Chief Communications Officer, GLAAD

GLAAD’s, Rich Ferraro, on Celebrity Social Media Channels as Today’s Most Trusted Media Outlet

About This Episode

Another must listen to episode from our Celebrity and Influencers season. For nonprofits looking to elevate their impact through communications and messaging, The Social Change Diaries provides a peek behind the curtain. In this episode, GLAAD’s Chief Communications Officer, Rich Ferraro, shares “aha moments” and first hand experiences, including how GLAAD has evolved with the changing media landscape- partnering with today’s influencers driving change, in a way that allows the org to indirectly mold the news cycle itself.

About Rich Ferraro

Rich Ferraro returned to GLAAD after serving as a Senior Director of Communications and Public Affairs at Viacom. During his time at Viacom he worked on MTV’s 2016 election campaign which drew attention to issues including immigration, LGBTQ equality, and racial justice. He launched Logo’s LGBTQ public affairs department and led press strategy for MTV and Logo documentaries, campaigns and shows. In 2015, he received a Daytime Emmy Award as part of the team behind MTV and Logo documentary “Laverne Cox Presents:  The T Word.” Prior to Viacom, Ferraro spent over six years enhancing and growing GLAAD’s communications and programs departments. He launched GLAAD’s Spirit Day campaign and oversaw media strategy and advocacy for winning work on issues including marriage equality, transgender inclusion in the Miss Universe pageant, the expansion of gender options on Facebook, and the campaign to end the Boy Scouts of America’s ban on gay scouts. Rich oversees GLAAD’s Communications department as well as GLAAD’s Press, Talent Relations, Digital, Social, and Creative departments. His is an Executive Producer of the GLAAD Media Awards stage show and leads the selection process for the GLAAD Media Award nominees, honorees, and award recipients.

In his words

“We have about 40 staff nationwide at GLAAD who are full time, and that includes everything from IT departments to fundraising staff to operations, so we’re a bit of a smaller organization than people expect in terms of staff. We have a budget of around $12 million per year, an annual operating budget. We’re not one of the larger nonprofits in the space. Our brand really is that of a much larger organization, so that was a little peek behind the curtain, but how we got that brand so visible and how we became what I see as a very trusted resource for pop culture players like celebrities for news journalists, the biggest tip is to be very visible, be very vocal and be fast.”

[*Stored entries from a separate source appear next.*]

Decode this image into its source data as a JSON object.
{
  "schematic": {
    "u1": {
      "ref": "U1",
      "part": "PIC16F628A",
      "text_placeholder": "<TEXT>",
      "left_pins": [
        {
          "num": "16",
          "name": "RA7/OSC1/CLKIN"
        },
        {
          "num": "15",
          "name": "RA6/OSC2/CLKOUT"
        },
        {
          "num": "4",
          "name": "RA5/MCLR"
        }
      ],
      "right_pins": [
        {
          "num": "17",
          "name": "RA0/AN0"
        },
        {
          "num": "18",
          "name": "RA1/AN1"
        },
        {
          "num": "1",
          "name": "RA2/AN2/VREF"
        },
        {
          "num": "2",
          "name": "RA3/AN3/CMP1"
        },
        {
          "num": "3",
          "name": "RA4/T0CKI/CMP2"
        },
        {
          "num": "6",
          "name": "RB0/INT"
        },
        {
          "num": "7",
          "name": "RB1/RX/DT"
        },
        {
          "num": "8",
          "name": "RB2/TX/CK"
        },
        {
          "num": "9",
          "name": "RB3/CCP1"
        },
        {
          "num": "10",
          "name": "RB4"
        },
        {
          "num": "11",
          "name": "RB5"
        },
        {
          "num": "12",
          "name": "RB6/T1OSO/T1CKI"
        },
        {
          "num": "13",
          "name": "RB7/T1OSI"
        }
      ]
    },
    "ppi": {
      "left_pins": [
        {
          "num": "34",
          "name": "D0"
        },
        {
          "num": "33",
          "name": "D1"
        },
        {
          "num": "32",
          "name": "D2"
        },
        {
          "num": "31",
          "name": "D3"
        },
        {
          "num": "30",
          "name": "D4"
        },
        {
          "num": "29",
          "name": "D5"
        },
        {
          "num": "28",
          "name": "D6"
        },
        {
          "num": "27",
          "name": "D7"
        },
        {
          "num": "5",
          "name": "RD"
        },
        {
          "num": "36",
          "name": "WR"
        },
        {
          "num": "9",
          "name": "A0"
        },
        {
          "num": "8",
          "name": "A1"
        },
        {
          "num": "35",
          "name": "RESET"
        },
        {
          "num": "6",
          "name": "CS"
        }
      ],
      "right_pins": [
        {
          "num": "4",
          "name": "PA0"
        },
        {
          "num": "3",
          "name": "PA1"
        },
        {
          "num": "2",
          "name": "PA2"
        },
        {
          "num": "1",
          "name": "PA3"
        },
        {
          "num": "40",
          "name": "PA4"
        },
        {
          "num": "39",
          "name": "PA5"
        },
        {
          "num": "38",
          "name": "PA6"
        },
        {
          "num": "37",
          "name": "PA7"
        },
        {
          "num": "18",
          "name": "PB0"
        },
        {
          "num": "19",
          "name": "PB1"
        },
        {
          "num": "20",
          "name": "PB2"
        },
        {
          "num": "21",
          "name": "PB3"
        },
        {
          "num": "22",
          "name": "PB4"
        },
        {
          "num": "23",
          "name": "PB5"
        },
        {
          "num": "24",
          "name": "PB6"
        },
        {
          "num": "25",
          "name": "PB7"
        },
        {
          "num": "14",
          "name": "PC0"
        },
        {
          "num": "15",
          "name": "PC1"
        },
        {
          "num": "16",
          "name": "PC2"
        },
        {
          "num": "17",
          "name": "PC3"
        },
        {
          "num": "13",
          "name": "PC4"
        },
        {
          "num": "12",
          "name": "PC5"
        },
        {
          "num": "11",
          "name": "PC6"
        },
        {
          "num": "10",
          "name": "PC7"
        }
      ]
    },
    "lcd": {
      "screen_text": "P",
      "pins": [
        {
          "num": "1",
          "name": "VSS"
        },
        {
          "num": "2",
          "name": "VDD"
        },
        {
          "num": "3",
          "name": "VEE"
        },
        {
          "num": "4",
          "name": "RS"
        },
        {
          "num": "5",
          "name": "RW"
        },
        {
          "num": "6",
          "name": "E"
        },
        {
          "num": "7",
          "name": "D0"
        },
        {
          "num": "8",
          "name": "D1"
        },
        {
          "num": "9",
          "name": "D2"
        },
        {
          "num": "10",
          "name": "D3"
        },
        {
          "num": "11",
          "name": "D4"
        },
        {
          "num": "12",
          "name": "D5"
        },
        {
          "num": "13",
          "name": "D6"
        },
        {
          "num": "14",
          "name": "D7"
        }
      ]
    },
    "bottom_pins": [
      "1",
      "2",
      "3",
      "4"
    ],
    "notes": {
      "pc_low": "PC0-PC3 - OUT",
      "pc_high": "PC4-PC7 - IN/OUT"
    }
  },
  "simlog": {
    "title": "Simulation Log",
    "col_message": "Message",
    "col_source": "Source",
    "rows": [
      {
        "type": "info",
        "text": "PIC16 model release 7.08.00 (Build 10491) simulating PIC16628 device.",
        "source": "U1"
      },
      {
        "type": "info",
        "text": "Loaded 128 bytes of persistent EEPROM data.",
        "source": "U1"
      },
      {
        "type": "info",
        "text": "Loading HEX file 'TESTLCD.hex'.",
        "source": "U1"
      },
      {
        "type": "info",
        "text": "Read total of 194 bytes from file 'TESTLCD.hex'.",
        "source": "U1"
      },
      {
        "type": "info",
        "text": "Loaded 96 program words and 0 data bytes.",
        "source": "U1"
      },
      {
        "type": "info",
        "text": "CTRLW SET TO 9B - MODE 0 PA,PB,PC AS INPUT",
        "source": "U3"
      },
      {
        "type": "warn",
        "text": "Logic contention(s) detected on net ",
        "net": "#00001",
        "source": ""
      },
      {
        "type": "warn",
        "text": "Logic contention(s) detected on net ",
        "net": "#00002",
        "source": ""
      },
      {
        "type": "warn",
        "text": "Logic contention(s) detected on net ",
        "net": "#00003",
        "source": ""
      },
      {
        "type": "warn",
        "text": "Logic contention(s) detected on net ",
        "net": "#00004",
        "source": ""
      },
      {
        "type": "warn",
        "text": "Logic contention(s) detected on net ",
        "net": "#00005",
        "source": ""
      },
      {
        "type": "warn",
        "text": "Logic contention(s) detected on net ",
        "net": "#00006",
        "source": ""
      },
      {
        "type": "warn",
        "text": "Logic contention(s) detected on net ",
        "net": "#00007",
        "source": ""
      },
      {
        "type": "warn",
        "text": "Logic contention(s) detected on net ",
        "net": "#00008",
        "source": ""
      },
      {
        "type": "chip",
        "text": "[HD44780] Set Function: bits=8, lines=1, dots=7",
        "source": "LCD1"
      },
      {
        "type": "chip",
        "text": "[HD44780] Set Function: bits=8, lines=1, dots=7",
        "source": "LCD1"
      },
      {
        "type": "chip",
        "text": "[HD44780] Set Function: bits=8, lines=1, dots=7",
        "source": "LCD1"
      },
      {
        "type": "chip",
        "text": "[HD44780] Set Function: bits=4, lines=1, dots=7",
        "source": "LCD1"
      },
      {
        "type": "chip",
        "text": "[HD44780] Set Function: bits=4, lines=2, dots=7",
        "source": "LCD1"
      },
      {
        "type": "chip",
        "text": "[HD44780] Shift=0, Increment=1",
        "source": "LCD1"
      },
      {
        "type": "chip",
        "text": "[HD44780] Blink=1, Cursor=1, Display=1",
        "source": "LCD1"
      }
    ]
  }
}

“GLAAD pumps out so much information and so many reactions to breaking news that over the years I’ve seen our relationships with news outlets and then with other key players like celebrities, like global brands, I’ve seen all of those relationships grow because we have so much information going out from the organization every day. The biggest tip I have is to be very active, be very visible, and be fast and make sure that you’re one of the first out of your gate if there’s a breaking news story that makes sense for you to comment on or to weigh in on, or if you can help move the needle on any issues.”

“We’re living in a politically and culturally divisive time. That’s news to no one, but what I’ve seen sitting in this chair at GLAAD is that there’s a lot of energy from global brands, from celebrities, from media who want to do the right thing and who want to step up.  Our role at GLAAD is to give some of them tools and ideas and a roadmap for how to do that. There are a lot of ways that we help brands, celebrities, media become more active and become more educated on the issues and try and create tailored approaches so that they can have impact.”

“These days, thenews rooms around the country at the national and at the local level are like drinking from a fire hose. There’s so much news for them to report and at the same time we have fewer journalists at their desk, so a number that I often cite for our board and for other GLAAD presentations that over the last 10 years the number of journalists has dropped by 40% around the country, so the number of people who report being journalists. With fewer journalists and more news it’s really difficult to break through if you are a social justice organization and if you have an important issue to break through out there.”

“At the same time, the rise of social media is pervasive and we now approach celebrities and their social media channels as media outlets that we can leverage when there’s important news to share or when an issue is flying under the radar. Oftentimes, those media outlets- celebrities’ Instagram, Twitter feeds, Facebook pages, or videos that they produce on their own- are more trusted by the general public than the actual news media. There’s so much controversy around fake news today and can liberal media outlets be trusted? Are they reporting in a fair and accurate way? You can really go around that discussion if you have an important social issue by enlisting a trusted celebrity.”

“Those teachable moments are what we focus on at GLAAD instead of the standard watchdog work that GLAAD did for many years in the ’90s, in the early 2000s. I think we’ve moved on from that call-out culture, and instead we’re looking for teachable moments that can foster understanding and build bridges and celebrities are a really great way to do that if they link arms with you and are going to be able to share info about their journey. We’re living in a world too in a political climate where we have real enemies and an enemy is very different than an imperfect ally.”